Buttermilk Bundt Cake

Buttermilk Bundt Cake

I hope that you all had a chance to read the Tips for Bundt Cakes over on The Pioneer Woman Food & Friends. I could talk about Bundt cakes all day. And cookies. And ice cream. And chocolate. And bread. Oh, wait...I guess that's what I do here. 

Buttermilk Bundt Cake

This week, I had the privilege of making two bundt cakes for two half birthdays. The half birthdays are for a brother and sister with "halfs" one the day after the other. That's the funny thing about February...their birthdays aren't back-to-back, but their halfs are. Except in a Leap Year. (Have you stopped reading yet?)
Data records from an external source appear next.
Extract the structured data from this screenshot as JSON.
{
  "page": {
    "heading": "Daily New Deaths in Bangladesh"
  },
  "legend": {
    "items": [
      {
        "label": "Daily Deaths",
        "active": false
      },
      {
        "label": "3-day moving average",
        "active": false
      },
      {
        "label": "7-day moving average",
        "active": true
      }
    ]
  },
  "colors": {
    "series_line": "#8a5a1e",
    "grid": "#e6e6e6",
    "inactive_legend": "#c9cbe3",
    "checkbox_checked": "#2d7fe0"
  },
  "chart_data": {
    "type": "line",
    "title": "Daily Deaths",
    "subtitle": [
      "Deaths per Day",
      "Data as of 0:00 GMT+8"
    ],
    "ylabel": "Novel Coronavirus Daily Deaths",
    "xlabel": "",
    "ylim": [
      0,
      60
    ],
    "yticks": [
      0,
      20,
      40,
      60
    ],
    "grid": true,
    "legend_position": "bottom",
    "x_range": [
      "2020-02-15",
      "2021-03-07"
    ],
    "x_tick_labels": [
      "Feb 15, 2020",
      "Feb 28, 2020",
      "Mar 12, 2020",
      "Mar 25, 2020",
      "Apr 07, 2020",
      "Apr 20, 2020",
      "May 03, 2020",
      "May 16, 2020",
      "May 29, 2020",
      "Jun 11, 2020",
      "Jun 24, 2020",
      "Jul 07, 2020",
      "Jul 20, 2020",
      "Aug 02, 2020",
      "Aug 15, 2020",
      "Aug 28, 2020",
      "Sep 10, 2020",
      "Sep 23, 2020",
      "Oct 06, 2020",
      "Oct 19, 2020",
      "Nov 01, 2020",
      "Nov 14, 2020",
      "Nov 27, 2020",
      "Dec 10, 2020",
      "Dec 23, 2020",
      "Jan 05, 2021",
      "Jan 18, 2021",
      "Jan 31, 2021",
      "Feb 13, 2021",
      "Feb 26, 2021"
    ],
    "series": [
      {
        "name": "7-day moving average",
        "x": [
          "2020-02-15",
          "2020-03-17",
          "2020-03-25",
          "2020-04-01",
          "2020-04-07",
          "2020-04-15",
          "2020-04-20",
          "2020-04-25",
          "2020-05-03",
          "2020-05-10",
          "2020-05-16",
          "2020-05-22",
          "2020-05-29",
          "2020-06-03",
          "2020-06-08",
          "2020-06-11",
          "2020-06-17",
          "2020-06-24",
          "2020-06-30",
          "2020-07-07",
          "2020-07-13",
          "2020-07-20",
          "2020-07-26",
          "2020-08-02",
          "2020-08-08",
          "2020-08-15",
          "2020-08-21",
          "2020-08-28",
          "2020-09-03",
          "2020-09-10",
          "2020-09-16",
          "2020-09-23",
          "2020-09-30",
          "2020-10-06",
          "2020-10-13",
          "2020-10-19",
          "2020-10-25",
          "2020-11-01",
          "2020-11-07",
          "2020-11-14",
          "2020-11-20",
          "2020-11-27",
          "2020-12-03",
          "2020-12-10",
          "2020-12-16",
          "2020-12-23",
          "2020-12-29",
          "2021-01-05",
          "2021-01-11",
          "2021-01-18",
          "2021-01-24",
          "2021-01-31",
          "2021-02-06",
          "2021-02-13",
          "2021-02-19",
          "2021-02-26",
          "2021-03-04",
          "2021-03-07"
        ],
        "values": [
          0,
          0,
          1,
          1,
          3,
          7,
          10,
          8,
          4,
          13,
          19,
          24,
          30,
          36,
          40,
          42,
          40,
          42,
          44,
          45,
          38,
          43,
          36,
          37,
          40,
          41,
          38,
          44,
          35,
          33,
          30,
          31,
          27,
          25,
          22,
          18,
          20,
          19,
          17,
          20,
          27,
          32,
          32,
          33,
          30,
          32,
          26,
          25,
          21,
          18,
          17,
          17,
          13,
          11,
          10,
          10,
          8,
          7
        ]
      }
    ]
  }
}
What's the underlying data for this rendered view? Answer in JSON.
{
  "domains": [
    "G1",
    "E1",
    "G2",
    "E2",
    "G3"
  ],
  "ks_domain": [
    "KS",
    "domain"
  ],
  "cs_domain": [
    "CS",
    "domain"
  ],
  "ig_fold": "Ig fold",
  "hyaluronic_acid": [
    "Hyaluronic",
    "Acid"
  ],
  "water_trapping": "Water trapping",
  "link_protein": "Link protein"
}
ANYHOO...Mr. E asked me, "so, are you just going to cut this one bundt cake in half and give one half to him and one to her?" What am I, some sort of monster?!??!

Buttermilk Bundt Cake ♥ bakeat350.net

So, THIS one is for the sister. It's a Buttermilk Bundt Cake. When I describe the flavor to you, you're just going to have to go with me. It tastes...LIKE CAKE. Meaning, there's no almond, no lemon, no cherry. It tastes like what you imagine "cake flavor" to be. It's scrummy as Mary Berry would say. I think the buttermilk just brings a depth of flavor to the butter and sugar.

buttermilk glaze

buttermilk glaze

I topped it with a buttermilk glaze, but since the cake itself is a delicious blank canvas, you could top with just about any flavor glaze or frosting. This buttermilk glaze, though, has butter in it! It's a keeper.

As with many Bundt cakes, this one is actually better after it's had a day to rest after baking. Store it at room temperature under your cake plate dome. It can be refrigerated as well. Here's the pan I used. Oh, and here are the sprinkles.

Simple to make, utterly perfect - this bundt is going to be one of my go-to cakes.

Buttermilk Bundt Cake

2 1/2 cups unbleached, all-purpose flour
1 tablespoon cornstarch
1 teaspoon baking powder
1/2 teaspoon kosher salt
1 cup salted butter, room temperature
2 cups sugar
2 teaspoons vanilla
5 eggs, room temperature
1 cup buttermilk, room temperature

2 cups powdered sugar
2 tablespoon salted butter, melted
2-3 tablespoons buttermilk
1 teaspoon vanilla

[NOTE: shake the buttermilk well before measuring.]

Preheat oven to 325. Grease and flour a Bundt pan. Use shortening to grease, and a pastry brush to get every bit of the pan.

Whisk the flour, cornstarch, baking powder, and salt together.

Cream the butter and sugar until light and fluffy. Beat in the vanilla. Mix in the eggs, one at a time, scraping the sides and bottom of the bowl as needed.

Add the flour in three additions, alternating with the buttermilk. Mix just until combined.

Pour into the prepared pan. Bake for about 1 hour, until a toothpick inserted in the center comes out clean or with moist crumbs. Let cool for 5 minutes in the pan.

After 5 minutes, invert a wire cooling rack on the top of the cake. Use oven mitts to flip the pan onto the rack. Wait one minute, then remove the pan. The cake should come out cleanly. If not, run a knife along the edge and try again.

Buttermilk Bundt Cake ♥ bakeat350.net

Let cool completely.

For the glaze, whisk the powdered sugar with melted butter, 2 tablespoons buttermilk, and vanilla until smooth. If too thick, add 1 more tablespoon buttermilk. Spoon over the cooled cake. Top with sprinkles, if desired.

Have you ever made a buttermilk cake?